With respect to the user calibration procedure, as mentioned above, the user must regularly disconnect the sensor unit from the device under test and connect the sensor unit to the reference source of the meter unit. After calibration, the user must then reconnect the sensor unit to the device under test. During this partly manual procedure, measurement errors can arise if the reference source is not mechanically connected efficiently to the sensor unit. Further, the user calibration procedure is inconvenient and relies on an RF source, with associated mismatch uncertainties, to measure what is predominantly a DC circuit (referred to here as the path gain calibration). Additionally, during the user calibration procedure, it is assumed that the extensive characterisation implemented during the factory calibration procedure is still valid, and so the user calibration procedure is, effectively, only testing the general integrity of the power measuring system and the path gain characterisation from the output of the sensor unit to acquisition circuitry of the meter unit.
As a way of mitigating the above-described disadvantages, alternative designs for power measurement systems have been developed. These designs employ so-called ‘no-cal’ solutions that remove the need for the user to perform the disconnections and reconnections of the user calibration procedure. Consequently, in an attempt to reduce the number of variable components making up the power measurement system, one known type of power measurement system has the cable permanently coupled to a characterised sensor unit, thereby reducing the number of independent component combinations constituting the power measurement system.

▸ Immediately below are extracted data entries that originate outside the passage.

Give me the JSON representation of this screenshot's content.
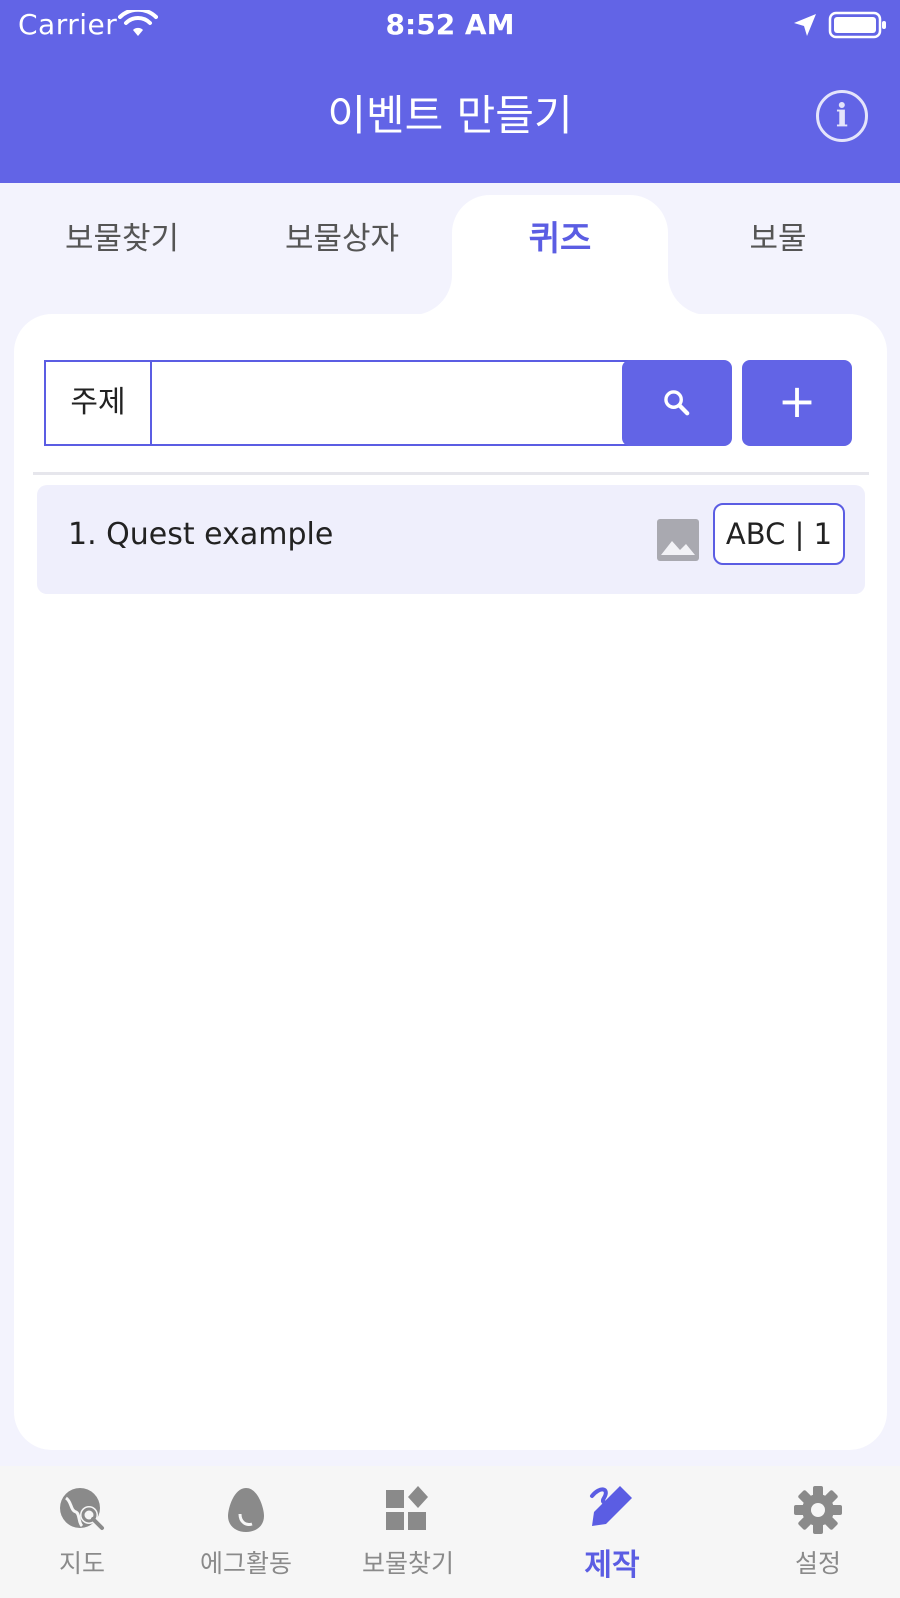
{
  "status_bar": {
    "carrier": "Carrier",
    "time": "8:52 AM"
  },
  "header": {
    "title": "이벤트 만들기",
    "info_icon": "info-icon"
  },
  "tabs": [
    {
      "label": "보물찾기",
      "active": false
    },
    {
      "label": "보물상자",
      "active": false
    },
    {
      "label": "퀴즈",
      "active": true
    },
    {
      "label": "보물",
      "active": false
    }
  ],
  "search": {
    "label": "주제",
    "value": "",
    "placeholder": "",
    "search_icon": "search-icon",
    "add_label": "+"
  },
  "quests": [
    {
      "title": "1. Quest example",
      "icon": "image-icon",
      "badge": "ABC | 1"
    }
  ],
  "bottom_nav": [
    {
      "label": "지도",
      "icon": "globe-search-icon",
      "active": false
    },
    {
      "label": "에그활동",
      "icon": "egg-icon",
      "active": false
    },
    {
      "label": "보물찾기",
      "icon": "widgets-icon",
      "active": false
    },
    {
      "label": "제작",
      "icon": "pen-icon",
      "active": true
    },
    {
      "label": "설정",
      "icon": "gear-icon",
      "active": false
    }
  ],
  "colors": {
    "primary": "#6264e6",
    "accent_text": "#5b5de3",
    "background": "#f3f3fd",
    "row_background": "#efeffc",
    "inactive": "#8a8a8a"
  }
}
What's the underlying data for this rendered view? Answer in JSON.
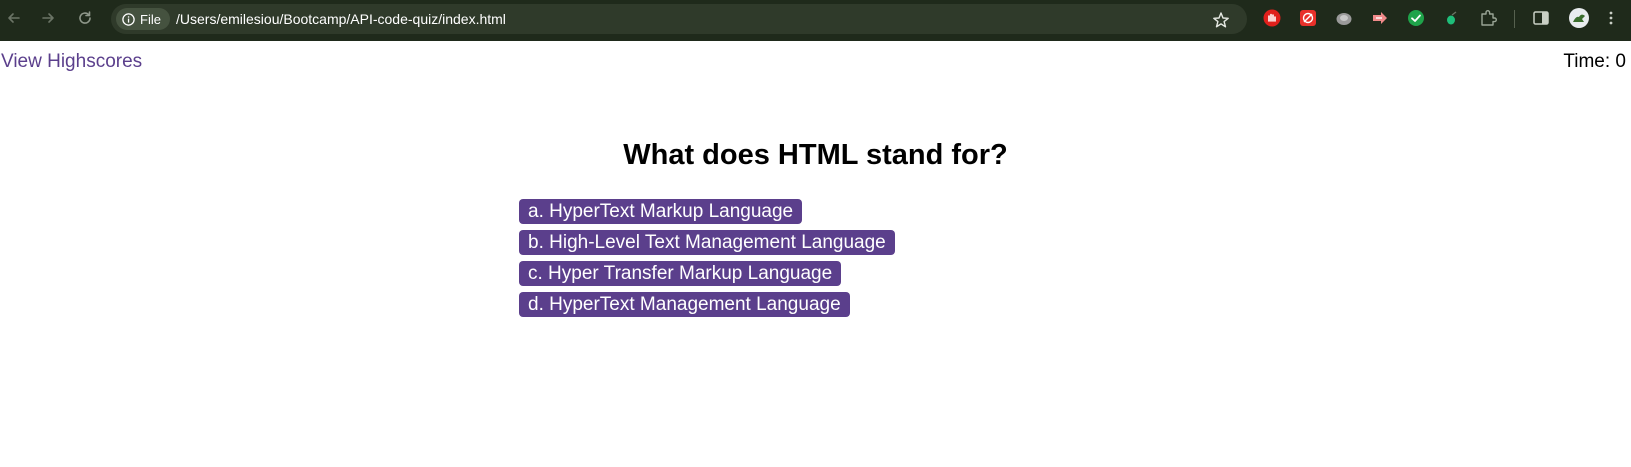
{
  "browser": {
    "site_chip_label": "File",
    "url": "/Users/emilesiou/Bootcamp/API-code-quiz/index.html",
    "nav_icons": [
      "back-arrow-icon",
      "forward-arrow-icon",
      "reload-icon"
    ],
    "bookmark_icon": "star-icon",
    "extensions": [
      {
        "name": "red-hand-extension-icon",
        "color": "#e0201c"
      },
      {
        "name": "red-grid-extension-icon",
        "color": "#e8302a"
      },
      {
        "name": "gray-shell-extension-icon",
        "color": "#9a9a9a"
      },
      {
        "name": "pink-arrow-extension-icon",
        "color": "#f08a8a"
      },
      {
        "name": "green-check-extension-icon",
        "color": "#1fa34a"
      },
      {
        "name": "teal-leaf-extension-icon",
        "color": "#1ebe7a"
      },
      {
        "name": "puzzle-extensions-icon",
        "color": "#9aa596"
      }
    ],
    "side_panel_icon": "side-panel-icon",
    "profile_icon": "profile-avatar-icon",
    "menu_icon": "kebab-menu-icon"
  },
  "header": {
    "highscores_label": "View Highscores",
    "timer_text": "Time: 0"
  },
  "quiz": {
    "question": "What does HTML stand for?",
    "answers": [
      "a. HyperText Markup Language",
      "b. High-Level Text Management Language",
      "c. Hyper Transfer Markup Language",
      "d. HyperText Management Language"
    ]
  },
  "colors": {
    "accent": "#5b3f8c",
    "chrome_bg": "#1f2a1b",
    "omnibox_bg": "#2f3a2a"
  }
}
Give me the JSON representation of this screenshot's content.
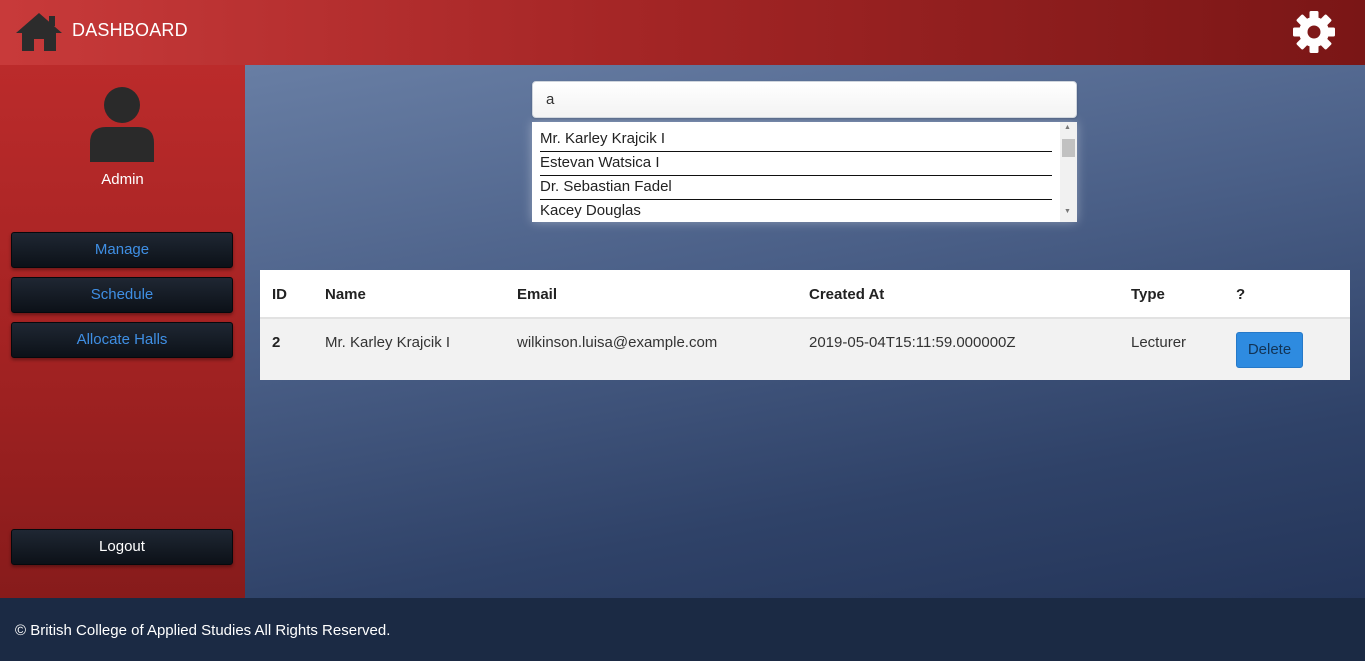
{
  "header": {
    "title": "DASHBOARD",
    "home_icon": "home-icon",
    "settings_icon": "gear-icon"
  },
  "sidebar": {
    "user_label": "Admin",
    "avatar_icon": "user-avatar-icon",
    "nav": {
      "manage": "Manage",
      "schedule": "Schedule",
      "allocate_halls": "Allocate Halls"
    },
    "logout": "Logout"
  },
  "search": {
    "value": "a",
    "suggestions": [
      "Mr. Karley Krajcik I",
      "Estevan Watsica I",
      "Dr. Sebastian Fadel",
      "Kacey Douglas"
    ]
  },
  "table": {
    "headers": {
      "id": "ID",
      "name": "Name",
      "email": "Email",
      "created_at": "Created At",
      "type": "Type",
      "action": "?"
    },
    "rows": [
      {
        "id": "2",
        "name": "Mr. Karley Krajcik I",
        "email": "wilkinson.luisa@example.com",
        "created_at": "2019-05-04T15:11:59.000000Z",
        "type": "Lecturer",
        "action": "Delete"
      }
    ]
  },
  "footer": {
    "copyright": "© British College of Applied Studies All Rights Reserved."
  },
  "colors": {
    "header_red": "#c83a3a",
    "sidebar_red": "#a52323",
    "button_blue": "#2e8be0",
    "nav_link_blue": "#3f8fe4",
    "footer_navy": "#1b2a44"
  }
}
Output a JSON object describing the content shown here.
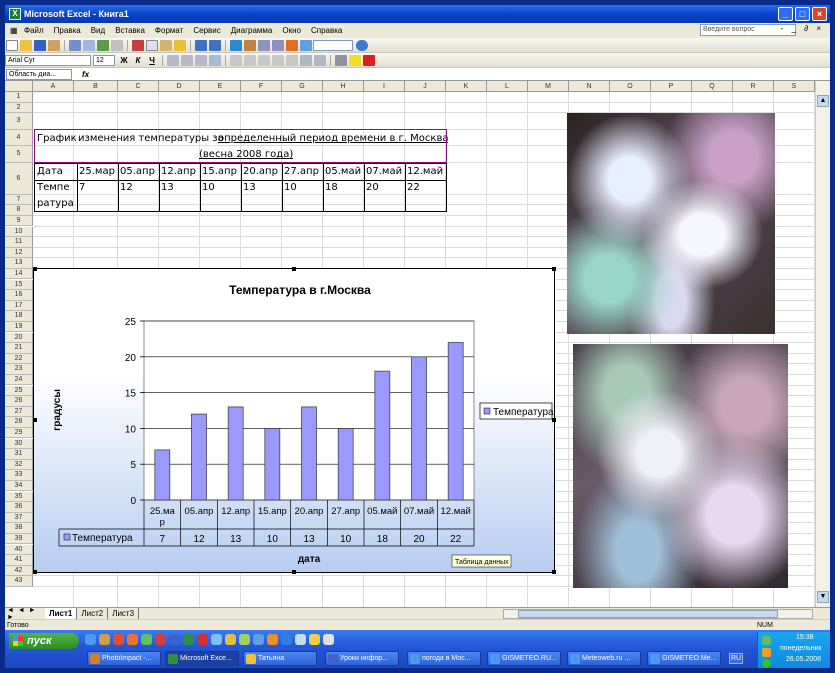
{
  "window": {
    "title": "Microsoft Excel - Книга1",
    "min": "_",
    "max": "□",
    "close": "×"
  },
  "menu": {
    "items": [
      "Файл",
      "Правка",
      "Вид",
      "Вставка",
      "Формат",
      "Сервис",
      "Диаграмма",
      "Окно",
      "Справка"
    ],
    "help_placeholder": "Введите вопрос",
    "mini_controls": "- _ ∂ ×"
  },
  "toolbar": {
    "font": "Arial Cyr",
    "size": "12",
    "bold": "Ж",
    "italic": "К",
    "underline": "Ч"
  },
  "formula": {
    "namebox": "Область диа...",
    "fx": "fx"
  },
  "columns": [
    "A",
    "B",
    "C",
    "D",
    "E",
    "F",
    "G",
    "H",
    "I",
    "J",
    "K",
    "L",
    "M",
    "N",
    "O",
    "P",
    "Q",
    "R",
    "S"
  ],
  "rows": [
    "1",
    "2",
    "3",
    "4",
    "5",
    "6",
    "7",
    "8",
    "9",
    "10",
    "11",
    "12",
    "13",
    "14",
    "15",
    "16",
    "17",
    "18",
    "19",
    "20",
    "21",
    "22",
    "23",
    "24",
    "25",
    "26",
    "27",
    "28",
    "29",
    "30",
    "31",
    "32",
    "33",
    "34",
    "35",
    "36",
    "37",
    "38",
    "39",
    "40",
    "41",
    "42",
    "43"
  ],
  "table": {
    "title_line1_a": "График",
    "title_line1_b": "изменения температуры за",
    "title_line1_c": "определенный период времени в г. Москва",
    "title_line2": "(весна 2008 года)",
    "header_label": "Дата",
    "dates": [
      "25.мар",
      "05.апр",
      "12.апр",
      "15.апр",
      "20.апр",
      "27.апр",
      "05.май",
      "07.май",
      "12.май"
    ],
    "row_label_1": "Темпе",
    "row_label_2": "ратура",
    "temps": [
      "7",
      "12",
      "13",
      "10",
      "13",
      "10",
      "18",
      "20",
      "22"
    ]
  },
  "chart_data": {
    "type": "bar",
    "title": "Температура в г.Москва",
    "xlabel": "дата",
    "ylabel": "градусы",
    "categories": [
      "25.мар",
      "05.апр",
      "12.апр",
      "15.апр",
      "20.апр",
      "27.апр",
      "05.май",
      "07.май",
      "12.май"
    ],
    "category_labels_line1": [
      "25.ма",
      "05.апр",
      "12.апр",
      "15.апр",
      "20.апр",
      "27.апр",
      "05.май",
      "07.май",
      "12.май"
    ],
    "category_labels_line2": [
      "р",
      "",
      "",
      "",
      "",
      "",
      "",
      "",
      ""
    ],
    "series": [
      {
        "name": "Температура",
        "values": [
          7,
          12,
          13,
          10,
          13,
          10,
          18,
          20,
          22
        ],
        "color": "#9999ff"
      }
    ],
    "value_labels": [
      "7",
      "12",
      "13",
      "10",
      "13",
      "10",
      "18",
      "20",
      "22"
    ],
    "ylim": [
      0,
      25
    ],
    "yticks": [
      0,
      5,
      10,
      15,
      20,
      25
    ],
    "ytick_labels": [
      "0",
      "5",
      "10",
      "15",
      "20",
      "25"
    ],
    "grid": true,
    "legend": "right",
    "data_table_label": "Температура",
    "tooltip": "Таблица данных"
  },
  "sheets": {
    "tabs": [
      "Лист1",
      "Лист2",
      "Лист3"
    ],
    "nav": "◄ ◄ ► ►"
  },
  "status": {
    "ready": "Готово",
    "num": "NUM"
  },
  "taskbar": {
    "start": "пуск",
    "tasks": [
      "PhotoImpact -...",
      "Microsoft Exce...",
      "Татьяна",
      "Уроки инфор...",
      "погода в Мос...",
      "GISMETEO.RU...",
      "Meteoweb.ru ...",
      "GISMETEO.Me..."
    ],
    "lang": "RU",
    "time": "15:38",
    "day": "понедельник",
    "date": "26.05.2008"
  }
}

It therefore follows that the above ‘no-cal’ solution for power measurement systems is not capable of allowing changes of cables by the user, as may occur when a cable supplied at manufacture subsequently becomes damaged. Some other no-cal solutions restrict the ability of the user to change the cable. Also, such solutions do not allow for internal components that experience wear or ageing, thereby compromising the accuracy of the power measurement. Thus, known power measurement systems and associated calibration techniques are not entirely satisfactory from the standpoint of accuracy or execution. A need therefore exists for a power measurement system that makes more accurate measurements than the traditional approach yet is without the intrusive requirement of disconnecting and connecting the sensor unit from and to the device under test.